As a QED advisor, DeSouza has mentored a range of companies from digital health to traditional pharmaceutical compounds. Rothman has helped fund development of three medical device concepts: a synthetic bone graft substitute that promotes faster and better healing of challenging bone fractures; an eco-friendly and durable biocidal treatment for textiles to prevent hospital-acquired infections and a single-molecule-counting lab-on-a-chip to permit rapid and sensitive quantitation of biomarkers for early detection of cancer.

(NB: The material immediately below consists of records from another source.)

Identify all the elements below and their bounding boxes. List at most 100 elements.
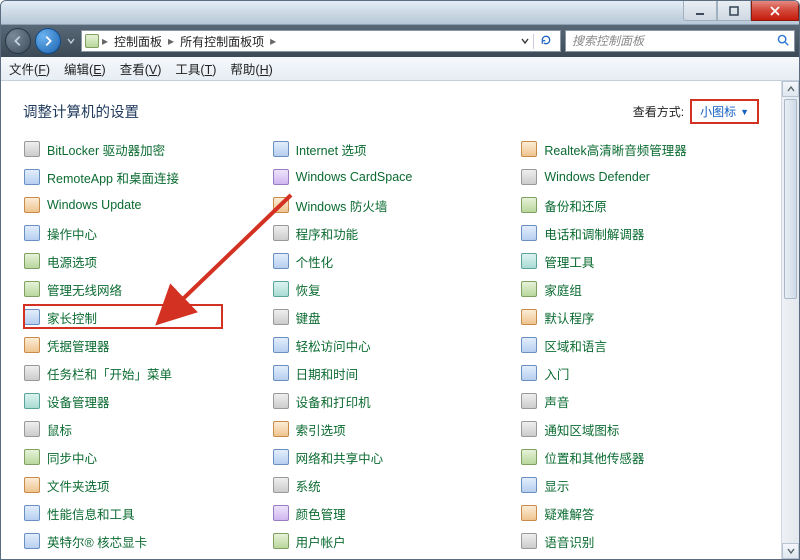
control-panel-item[interactable]: 字体 bbox=[520, 558, 759, 559]
display-icon bbox=[520, 476, 538, 494]
control-panel-item-label: Internet 选项 bbox=[296, 140, 367, 159]
menu-edit[interactable]: 编辑(E) bbox=[64, 59, 106, 78]
control-panel-item[interactable]: 日期和时间 bbox=[272, 362, 511, 384]
control-panel-item[interactable]: 用户帐户 bbox=[272, 530, 511, 552]
control-panel-item[interactable]: 电源选项 bbox=[23, 250, 262, 272]
control-panel-item[interactable]: 程序和功能 bbox=[272, 222, 511, 244]
control-panel-item[interactable]: 声音 bbox=[520, 390, 759, 412]
scroll-thumb[interactable] bbox=[784, 99, 797, 299]
control-panel-item[interactable]: RemoteApp 和桌面连接 bbox=[23, 166, 262, 188]
control-panel-item[interactable]: 设备管理器 bbox=[23, 390, 262, 412]
control-panel-item[interactable]: 同步中心 bbox=[23, 446, 262, 468]
control-panel-item[interactable]: 网络和共享中心 bbox=[272, 446, 511, 468]
menu-file[interactable]: 文件(F) bbox=[9, 59, 50, 78]
control-panel-item[interactable]: 家庭组 bbox=[520, 278, 759, 300]
breadcrumb-item[interactable]: 控制面板 bbox=[108, 31, 168, 51]
control-panel-item[interactable]: 键盘 bbox=[272, 306, 511, 328]
control-panel-item-label: 文件夹选项 bbox=[47, 476, 110, 495]
control-panel-item[interactable]: Windows Update bbox=[23, 194, 262, 216]
control-panel-item-label: 键盘 bbox=[296, 308, 321, 327]
view-by-dropdown[interactable]: 小图标 ▼ bbox=[690, 99, 759, 124]
control-panel-item-label: 备份和还原 bbox=[544, 196, 607, 215]
close-button[interactable] bbox=[751, 1, 799, 21]
internet-icon bbox=[272, 140, 290, 158]
search-box[interactable] bbox=[565, 30, 795, 52]
admin-tools-icon bbox=[520, 252, 538, 270]
scroll-up-button[interactable] bbox=[782, 81, 799, 97]
refresh-button[interactable] bbox=[533, 34, 558, 49]
sync-icon bbox=[23, 448, 41, 466]
control-panel-item[interactable]: 显示 bbox=[520, 474, 759, 496]
user-accts-icon bbox=[272, 532, 290, 550]
back-arrow-icon bbox=[11, 34, 25, 48]
minimize-button[interactable] bbox=[683, 1, 717, 21]
control-panel-item[interactable]: Windows Defender bbox=[520, 166, 759, 188]
control-panel-item[interactable]: 颜色管理 bbox=[272, 502, 511, 524]
control-panel-item[interactable]: Realtek高清晰音频管理器 bbox=[520, 138, 759, 160]
control-panel-item[interactable]: 自动播放 bbox=[272, 558, 511, 559]
control-panel-item[interactable]: 操作中心 bbox=[23, 222, 262, 244]
control-panel-item[interactable]: 语音识别 bbox=[520, 530, 759, 552]
control-panel-item[interactable]: BitLocker 驱动器加密 bbox=[23, 138, 262, 160]
mouse-icon bbox=[23, 420, 41, 438]
control-panel-item[interactable]: Windows 防火墙 bbox=[272, 194, 511, 216]
scroll-down-button[interactable] bbox=[782, 543, 799, 559]
defender-icon bbox=[520, 168, 538, 186]
control-panel-item[interactable]: 疑难解答 bbox=[520, 502, 759, 524]
breadcrumb-bar[interactable]: ▸ 控制面板 ▸ 所有控制面板项 ▸ bbox=[81, 30, 561, 52]
homegroup-icon bbox=[520, 280, 538, 298]
control-panel-item[interactable]: 性能信息和工具 bbox=[23, 502, 262, 524]
default-prog-icon bbox=[520, 308, 538, 326]
control-panel-item[interactable]: 轻松访问中心 bbox=[272, 334, 511, 356]
control-panel-item[interactable]: Internet 选项 bbox=[272, 138, 511, 160]
chevron-up-icon bbox=[787, 85, 795, 93]
maximize-button[interactable] bbox=[717, 1, 751, 21]
search-input[interactable] bbox=[570, 33, 776, 49]
control-panel-item[interactable]: 位置和其他传感器 bbox=[520, 446, 759, 468]
control-panel-item[interactable]: 任务栏和「开始」菜单 bbox=[23, 362, 262, 384]
backup-icon bbox=[520, 196, 538, 214]
menu-tools[interactable]: 工具(T) bbox=[175, 59, 216, 78]
menu-view[interactable]: 查看(V) bbox=[120, 59, 162, 78]
back-button[interactable] bbox=[5, 28, 31, 54]
control-panel-item-label: 索引选项 bbox=[296, 420, 346, 439]
control-panel-item[interactable]: 凭据管理器 bbox=[23, 334, 262, 356]
control-panel-item[interactable]: 通知区域图标 bbox=[520, 418, 759, 440]
control-panel-item[interactable]: 电话和调制解调器 bbox=[520, 222, 759, 244]
control-panel-item[interactable]: 默认程序 bbox=[520, 306, 759, 328]
control-panel-item[interactable]: 桌面小工具 bbox=[23, 558, 262, 559]
control-panel-item-label: RemoteApp 和桌面连接 bbox=[47, 168, 179, 187]
system-icon bbox=[272, 476, 290, 494]
control-panel-item[interactable]: 区域和语言 bbox=[520, 334, 759, 356]
control-panel-item[interactable]: 鼠标 bbox=[23, 418, 262, 440]
control-panel-item[interactable]: 管理工具 bbox=[520, 250, 759, 272]
scrollbar[interactable] bbox=[781, 81, 799, 559]
control-panel-item[interactable]: Windows CardSpace bbox=[272, 166, 511, 188]
remoteapp-icon bbox=[23, 168, 41, 186]
control-panel-item[interactable]: 设备和打印机 bbox=[272, 390, 511, 412]
control-panel-item-label: Windows Update bbox=[47, 198, 142, 212]
personalize-icon bbox=[272, 252, 290, 270]
control-panel-item[interactable]: 家长控制 bbox=[23, 306, 262, 328]
control-panel-item[interactable]: 备份和还原 bbox=[520, 194, 759, 216]
control-panel-item[interactable]: 入门 bbox=[520, 362, 759, 384]
history-dropdown[interactable] bbox=[65, 37, 77, 45]
control-panel-item-label: Windows Defender bbox=[544, 170, 650, 184]
control-panel-item-label: 颜色管理 bbox=[296, 504, 346, 523]
chevron-down-icon: ▼ bbox=[740, 107, 749, 117]
control-panel-item[interactable]: 管理无线网络 bbox=[23, 278, 262, 300]
control-panel-item-label: 操作中心 bbox=[47, 224, 97, 243]
control-panel-item[interactable]: 索引选项 bbox=[272, 418, 511, 440]
search-icon bbox=[776, 33, 790, 50]
control-panel-item-label: 入门 bbox=[544, 364, 569, 383]
forward-button[interactable] bbox=[35, 28, 61, 54]
breadcrumb-item[interactable]: 所有控制面板项 bbox=[174, 31, 270, 51]
control-panel-item[interactable]: 英特尔® 核芯显卡 bbox=[23, 530, 262, 552]
breadcrumb-dropdown[interactable] bbox=[517, 34, 533, 48]
control-panel-item[interactable]: 文件夹选项 bbox=[23, 474, 262, 496]
control-panel-item[interactable]: 系统 bbox=[272, 474, 511, 496]
menu-help[interactable]: 帮助(H) bbox=[230, 59, 272, 78]
control-panel-item[interactable]: 个性化 bbox=[272, 250, 511, 272]
indexing-icon bbox=[272, 420, 290, 438]
control-panel-item[interactable]: 恢复 bbox=[272, 278, 511, 300]
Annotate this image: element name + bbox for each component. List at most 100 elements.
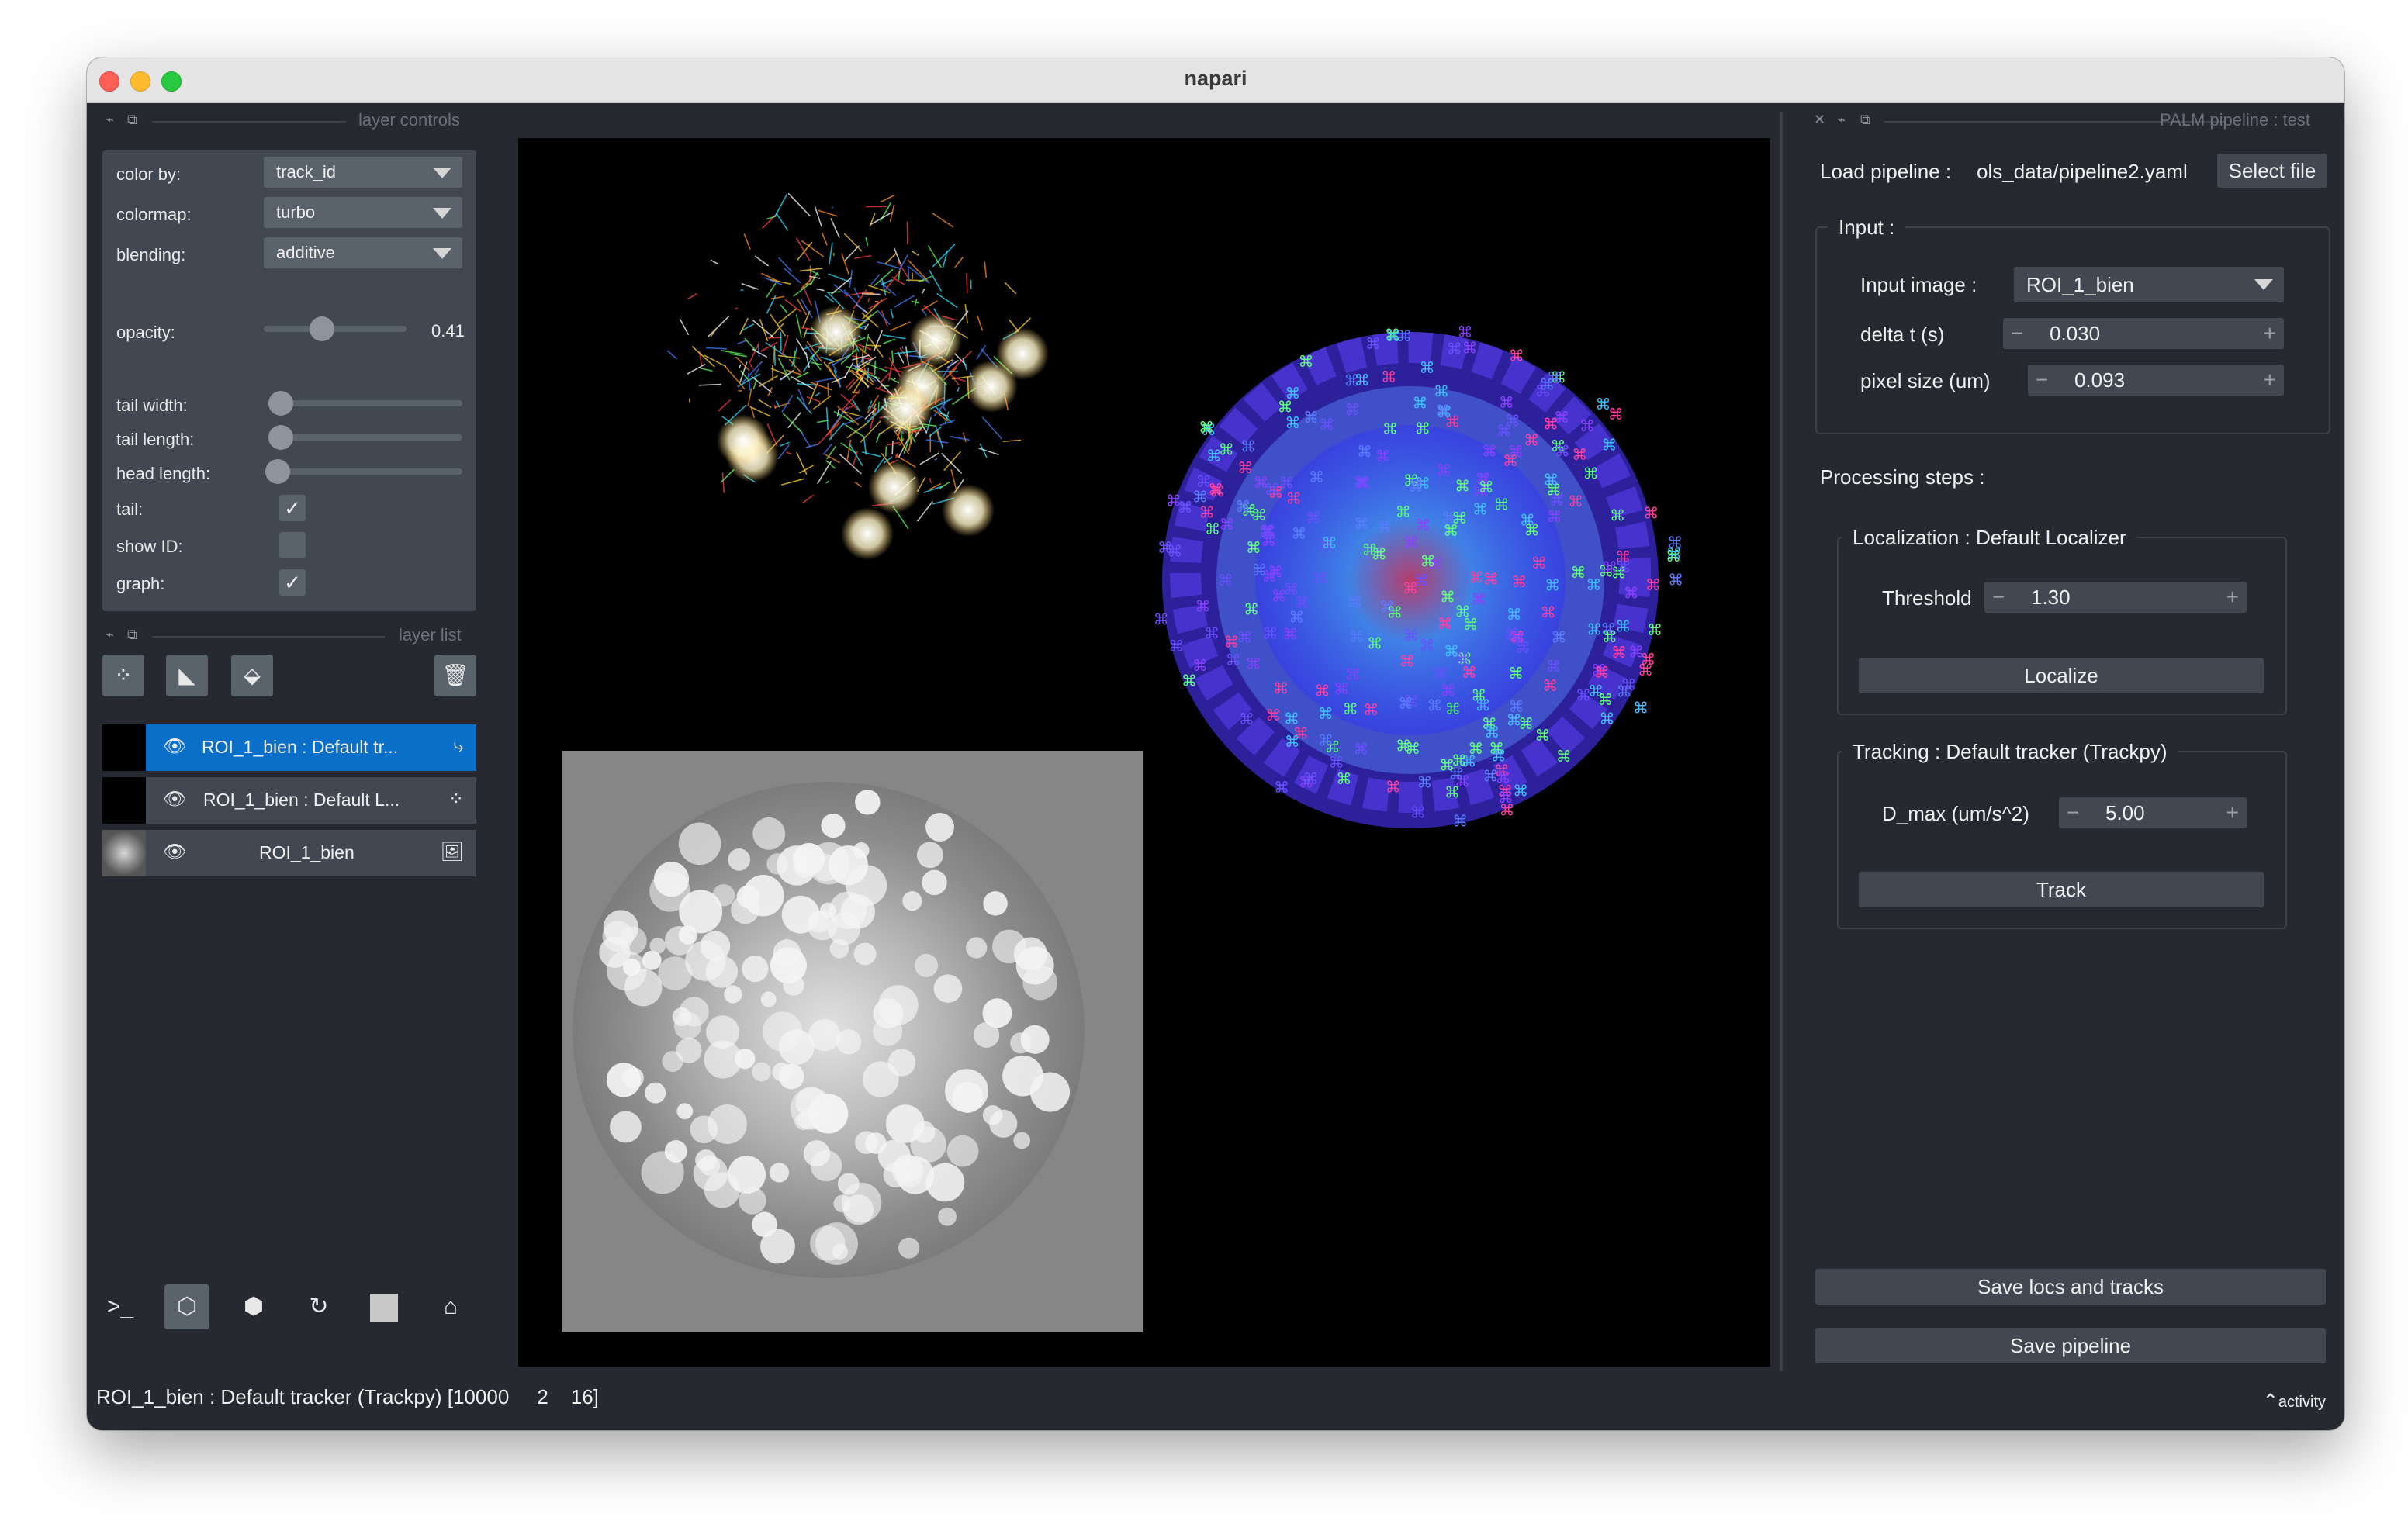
delete-layer-icon[interactable]: 🗑 [434,655,476,696]
save-pipeline-button[interactable]: Save pipeline [1815,1328,2326,1363]
opacity-slider[interactable] [264,326,407,332]
dock-splitter[interactable] [1780,112,1783,1371]
tail-width-slider[interactable] [268,400,462,406]
dmax-spinbox[interactable]: − 5.00 + [2059,797,2247,828]
dmax-label: D_max (um/s^2) [1882,802,2029,825]
svg-text:⌘: ⌘ [1647,620,1662,639]
dock-undock-icon[interactable]: ⧉ [1860,112,1870,128]
window-title: napari [1184,67,1247,90]
svg-text:⌘: ⌘ [1285,413,1300,432]
svg-text:⌘: ⌘ [1594,663,1610,682]
svg-text:⌘: ⌘ [1399,652,1415,671]
svg-text:⌘: ⌘ [1357,442,1372,461]
svg-text:⌘: ⌘ [1375,447,1391,465]
svg-text:⌘: ⌘ [1315,682,1330,700]
tail-length-slider-handle[interactable] [268,425,293,450]
decrement-icon[interactable]: − [2067,797,2079,828]
ndisplay-icon[interactable]: ⬡ [164,1284,209,1329]
svg-text:⌘: ⌘ [1354,473,1369,492]
color-by-label: color by: [116,164,182,184]
layer-row-image[interactable]: 👁 ROI_1_bien 🖼 [102,830,476,876]
graph-checkbox[interactable]: ✓ [279,569,306,596]
show-id-checkbox[interactable] [279,532,306,558]
head-length-slider-handle[interactable] [265,459,290,484]
localize-button[interactable]: Localize [1859,658,2264,693]
tail-width-slider-handle[interactable] [268,391,293,416]
color-by-select[interactable]: track_id [264,157,462,188]
svg-text:⌘: ⌘ [1599,709,1614,727]
processing-steps-label: Processing steps : [1820,465,1985,489]
palm-dock-title: PALM pipeline : test [2160,110,2311,130]
increment-icon[interactable]: + [2226,582,2239,613]
new-points-icon[interactable]: ⁘ [102,655,144,696]
opacity-slider-handle[interactable] [310,316,335,341]
svg-text:⌘: ⌘ [1436,461,1451,479]
layer-row-points[interactable]: 👁 ROI_1_bien : Default L... ⁘ [102,777,476,824]
layer-name: ROI_1_bien : Default L... [203,790,400,810]
tracks-icon: ⤷ [453,735,464,756]
threshold-spinbox[interactable]: − 1.30 + [1984,582,2247,613]
decrement-icon[interactable]: − [2011,318,2023,349]
roll-dims-icon[interactable]: ⬢ [231,1284,276,1329]
increment-icon[interactable]: + [2264,318,2276,349]
svg-text:⌘: ⌘ [1572,445,1587,464]
layer-name: ROI_1_bien : Default tr... [202,737,399,757]
dock-float-icon[interactable]: ⌁ [106,627,114,643]
close-dock-icon[interactable]: ✕ [1814,112,1825,128]
svg-text:⌘: ⌘ [1451,509,1467,527]
visibility-eye-icon[interactable]: 👁 [163,841,186,863]
home-icon[interactable]: ⌂ [428,1284,473,1329]
select-file-button[interactable]: Select file [2217,154,2327,188]
track-button[interactable]: Track [1859,872,2264,907]
layer-thumbnail [102,777,146,824]
svg-text:⌘: ⌘ [1432,665,1448,683]
svg-text:⌘: ⌘ [1386,777,1401,796]
head-length-slider[interactable] [268,468,462,475]
tail-checkbox[interactable]: ✓ [279,495,306,521]
delta-t-label: delta t (s) [1860,323,1945,346]
visibility-eye-icon[interactable]: 👁 [163,788,186,810]
new-shapes-icon[interactable]: ◣ [166,655,208,696]
svg-text:⌘: ⌘ [1547,507,1562,526]
svg-text:⌘: ⌘ [1265,706,1281,724]
threshold-value: 1.30 [2031,586,2071,609]
svg-text:⌘: ⌘ [1499,393,1514,412]
dock-float-icon[interactable]: ⌁ [106,112,114,128]
svg-text:⌘: ⌘ [1568,492,1583,510]
dock-undock-icon[interactable]: ⧉ [127,627,137,643]
visibility-eye-icon[interactable]: 👁 [163,735,186,758]
increment-icon[interactable]: + [2226,797,2239,828]
dock-float-icon[interactable]: ⌁ [1837,112,1846,128]
svg-text:⌘: ⌘ [1586,620,1602,638]
input-image-select[interactable]: ROI_1_bien [2014,267,2284,302]
layer-row-tracks[interactable]: 👁 ROI_1_bien : Default tr... ⤷ [102,724,476,771]
activity-button[interactable]: ⌃activity [2263,1390,2326,1412]
svg-text:⌘: ⌘ [1531,554,1547,572]
grid-icon[interactable] [362,1284,407,1329]
blending-select[interactable]: additive [264,237,462,268]
svg-text:⌘: ⌘ [1483,569,1499,588]
decrement-icon[interactable]: − [2036,365,2048,396]
svg-text:⌘: ⌘ [1513,782,1528,800]
console-icon[interactable]: >_ [98,1284,143,1329]
decrement-icon[interactable]: − [1992,582,2005,613]
svg-text:⌘: ⌘ [1382,420,1398,438]
pixel-size-label: pixel size (um) [1860,369,1991,392]
svg-text:⌘: ⌘ [1462,663,1477,682]
dock-undock-icon[interactable]: ⧉ [127,112,137,128]
increment-icon[interactable]: + [2264,365,2276,396]
chevron-down-icon [433,208,452,219]
svg-text:⌘: ⌘ [1494,495,1510,513]
svg-text:⌘: ⌘ [1237,458,1253,477]
save-locs-tracks-button[interactable]: Save locs and tracks [1815,1269,2326,1305]
pixel-size-spinbox[interactable]: − 0.093 + [2028,365,2284,396]
layer-thumbnail [102,830,146,876]
svg-text:⌘: ⌘ [1440,587,1455,606]
new-labels-icon[interactable]: ⬙ [231,655,273,696]
colormap-select[interactable]: turbo [264,197,462,228]
tail-length-slider[interactable] [268,434,462,441]
delta-t-spinbox[interactable]: − 0.030 + [2003,318,2284,349]
transpose-icon[interactable]: ↻ [296,1284,341,1329]
viewer-canvas[interactable]: ⌘ ⌘ ⌘ ⌘ ⌘ ⌘ ⌘ ⌘ ⌘ ⌘ ⌘ ⌘ ⌘ ⌘ ⌘ ⌘ ⌘ ⌘ ⌘ ⌘ ⌘ ⌘ ⌘ ⌘ ⌘ ⌘ ⌘ ⌘ ⌘ ⌘ ⌘ ⌘ ⌘ ⌘ ⌘ ⌘ ⌘ ⌘ ⌘ ⌘… [518,138,1770,1367]
svg-text:⌘: ⌘ [1303,769,1318,788]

Both DeSouza and Rothman are enthusiastic about how QED advances the Philadelphia region’s innovation ecosystem.
“The Philadelphia metropolitan area has an incredible amount of talent involving accomplished academic researchers and industry experts with diverse expertise,” says Rothman. “The QED program provides a conduit that connects this talent; and acts as a catalyst to promote our homegrown innovation that promises to revolutionize healthcare.”
Still, he adds, “Although the Philadelphia area has the talent and infrastructure, we lack the necessary investor capital to be a first class hub of innovation. Building upon momentum from its successes, the QED program can be a magnet to attract investor capital, the lifeblood of innovation.”
DeSouza concurs: “The program provides resources in terms of funding and expertise to entrepreneurs. It positively impacts the generation of jobs and quality of life (locally and in many cases nationally and beyond).”